Frankl, der das Konzentrationslager während des 2.Weltkrieges erlebte, gibt in seinem Buch seine subjektiven Erlebnisse wieder. Somit handelt es sich mehr um eine Erlebnisschilderung als einen Tatsachenbericht. Wir alle kennen die Fakten nur zu gut, doch weiß man nicht was in einem Menschen in solcher ausweglosen Situation psychisch vorgeht. Frankl spiegelt den Alltag der Seele des durchschnittlichen Häftlings, wobei er vorweg erwähnt, wirklich nur "normale Häftlinge\" in seinen Schilderungen in betracht zu ziehen und somit höhergestellte wie Capos oder Prominente ausscheiden. Er schildert das Leiden und Leben der kleinen Opfer und nicht der Helden und Märtyrer. Schauplatz stellen die vielen meist nicht so bekannten Filiallager dar, die zwar meist keine große Fläche in Anspruch nahmen, dafür aber umso grauenhafter vorgingen. Mit seinem Buch bietet er allen Menschen die das Glück hatten, nicht durch die Hölle des KZ-Alltags zu gehen, die Gelegenheit subjektiv in die Psyche eines KZ-Häftlings zu blicken, sich ein Bild zu machen von dem täglichen Kampf um Nahrung und die Lebenserhaltung. Der Mensch im Konzentrationslager legt nach und nach seine menschlichen Charaktereigenschaften ab. Er wird zu einer Nummer, ein Kampf jeder gegen jeden beginnt.

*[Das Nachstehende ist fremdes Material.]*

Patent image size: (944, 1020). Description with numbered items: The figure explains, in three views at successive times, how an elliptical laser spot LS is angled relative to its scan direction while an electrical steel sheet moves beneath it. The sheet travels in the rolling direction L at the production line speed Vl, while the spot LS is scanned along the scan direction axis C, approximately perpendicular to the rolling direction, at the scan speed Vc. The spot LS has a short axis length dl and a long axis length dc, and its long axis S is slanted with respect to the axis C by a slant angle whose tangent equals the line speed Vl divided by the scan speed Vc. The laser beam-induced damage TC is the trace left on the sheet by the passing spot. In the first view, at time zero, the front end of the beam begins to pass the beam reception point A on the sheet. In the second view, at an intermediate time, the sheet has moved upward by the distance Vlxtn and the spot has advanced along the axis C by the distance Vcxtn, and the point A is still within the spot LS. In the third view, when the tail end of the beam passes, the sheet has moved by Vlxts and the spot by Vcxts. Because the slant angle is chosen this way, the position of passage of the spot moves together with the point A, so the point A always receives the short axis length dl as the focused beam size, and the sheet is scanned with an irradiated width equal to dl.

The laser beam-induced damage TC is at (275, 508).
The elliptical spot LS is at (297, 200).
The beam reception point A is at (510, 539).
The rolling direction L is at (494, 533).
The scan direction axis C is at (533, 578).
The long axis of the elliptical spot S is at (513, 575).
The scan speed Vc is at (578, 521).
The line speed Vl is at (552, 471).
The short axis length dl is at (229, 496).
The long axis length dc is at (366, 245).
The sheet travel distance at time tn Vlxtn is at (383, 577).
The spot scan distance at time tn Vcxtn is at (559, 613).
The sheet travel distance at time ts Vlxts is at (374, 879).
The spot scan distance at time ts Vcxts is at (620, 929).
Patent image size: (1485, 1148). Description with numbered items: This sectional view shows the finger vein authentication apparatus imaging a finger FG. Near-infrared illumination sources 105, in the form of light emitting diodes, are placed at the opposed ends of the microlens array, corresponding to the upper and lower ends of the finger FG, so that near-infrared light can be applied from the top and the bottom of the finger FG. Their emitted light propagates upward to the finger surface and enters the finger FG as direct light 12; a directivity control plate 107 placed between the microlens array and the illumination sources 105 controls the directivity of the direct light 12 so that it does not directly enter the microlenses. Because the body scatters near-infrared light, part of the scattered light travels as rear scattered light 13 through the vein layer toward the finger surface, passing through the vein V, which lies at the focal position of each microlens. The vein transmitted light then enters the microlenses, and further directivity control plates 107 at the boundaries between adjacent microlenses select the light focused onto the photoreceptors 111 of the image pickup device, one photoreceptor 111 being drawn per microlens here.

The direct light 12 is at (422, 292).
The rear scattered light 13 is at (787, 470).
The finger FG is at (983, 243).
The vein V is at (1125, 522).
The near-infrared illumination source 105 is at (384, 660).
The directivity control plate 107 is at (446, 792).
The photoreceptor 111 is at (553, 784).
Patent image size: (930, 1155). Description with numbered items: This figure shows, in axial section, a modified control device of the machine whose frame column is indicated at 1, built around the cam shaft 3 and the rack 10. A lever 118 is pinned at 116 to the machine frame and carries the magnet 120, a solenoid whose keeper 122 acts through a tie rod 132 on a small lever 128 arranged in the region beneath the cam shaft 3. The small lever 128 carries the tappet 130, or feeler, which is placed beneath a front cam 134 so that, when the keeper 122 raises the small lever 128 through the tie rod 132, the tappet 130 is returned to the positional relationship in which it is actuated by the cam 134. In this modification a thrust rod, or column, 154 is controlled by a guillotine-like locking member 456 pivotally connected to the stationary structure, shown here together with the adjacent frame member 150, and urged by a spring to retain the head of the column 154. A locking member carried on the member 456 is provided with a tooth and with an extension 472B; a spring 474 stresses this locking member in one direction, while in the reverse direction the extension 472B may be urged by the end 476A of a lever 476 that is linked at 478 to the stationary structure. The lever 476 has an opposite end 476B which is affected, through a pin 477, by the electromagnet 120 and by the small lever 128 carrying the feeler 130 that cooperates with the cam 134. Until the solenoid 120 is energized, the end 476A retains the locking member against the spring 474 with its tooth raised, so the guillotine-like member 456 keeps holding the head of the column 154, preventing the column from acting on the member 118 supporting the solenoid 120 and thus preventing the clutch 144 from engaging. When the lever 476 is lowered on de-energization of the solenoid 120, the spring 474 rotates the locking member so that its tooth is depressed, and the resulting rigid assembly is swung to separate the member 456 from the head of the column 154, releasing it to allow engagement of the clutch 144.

Um überhaupt mehrere Jahre in einer solchen Anstalt zu überleben musste man etliche Selektionen über sich ergehen lassen, bei denen die Alten und Schwachen von den noch Arbeitsfähigen getrennt und ins Gas geschickt wurden. Um diesen Kampf wenigstens eine Zeit lang durchzustehen, musste man eine gewisse Gewalttätigkeit wie auch Skrupellosigkeit an den Tag legen, den nicht die guten Menschen waren prädestiniert sondern die anpassungsfähigsten waren es die meist überlebten.
Anfangs wollte Viktor Frankl sein Buch unter seiner Häftlingsnummer anstelle seines Namens veröffentlichen, da er eine gewisse Abneigung gegen ein Exhibitionieren von Erlebten verspürte, schlussendlich ließ er sich aber doch davon überzeugen, dass das Bekenntnis den Wert einer Erkenntnis aufwerte.
Um dem gewöhnlichen Menschen die Psyche des KZ-Häftlings etwas Näherzubringen und aufzuschlüsseln, möchte ich seine Erlebnisse in 3 verschiedene Phasen gliedern:
1) Aufnahme ins Lager
2) Lagerleben
3) Entlassung
Diese drei Phasen werden subjektiv vom jedem Häftling in gewisser Weise ident und nacheinander erlebt. In seiner KZ-Zeit erlebt der Häftling sowohl Höhen als auch zahlreichere Tiefen.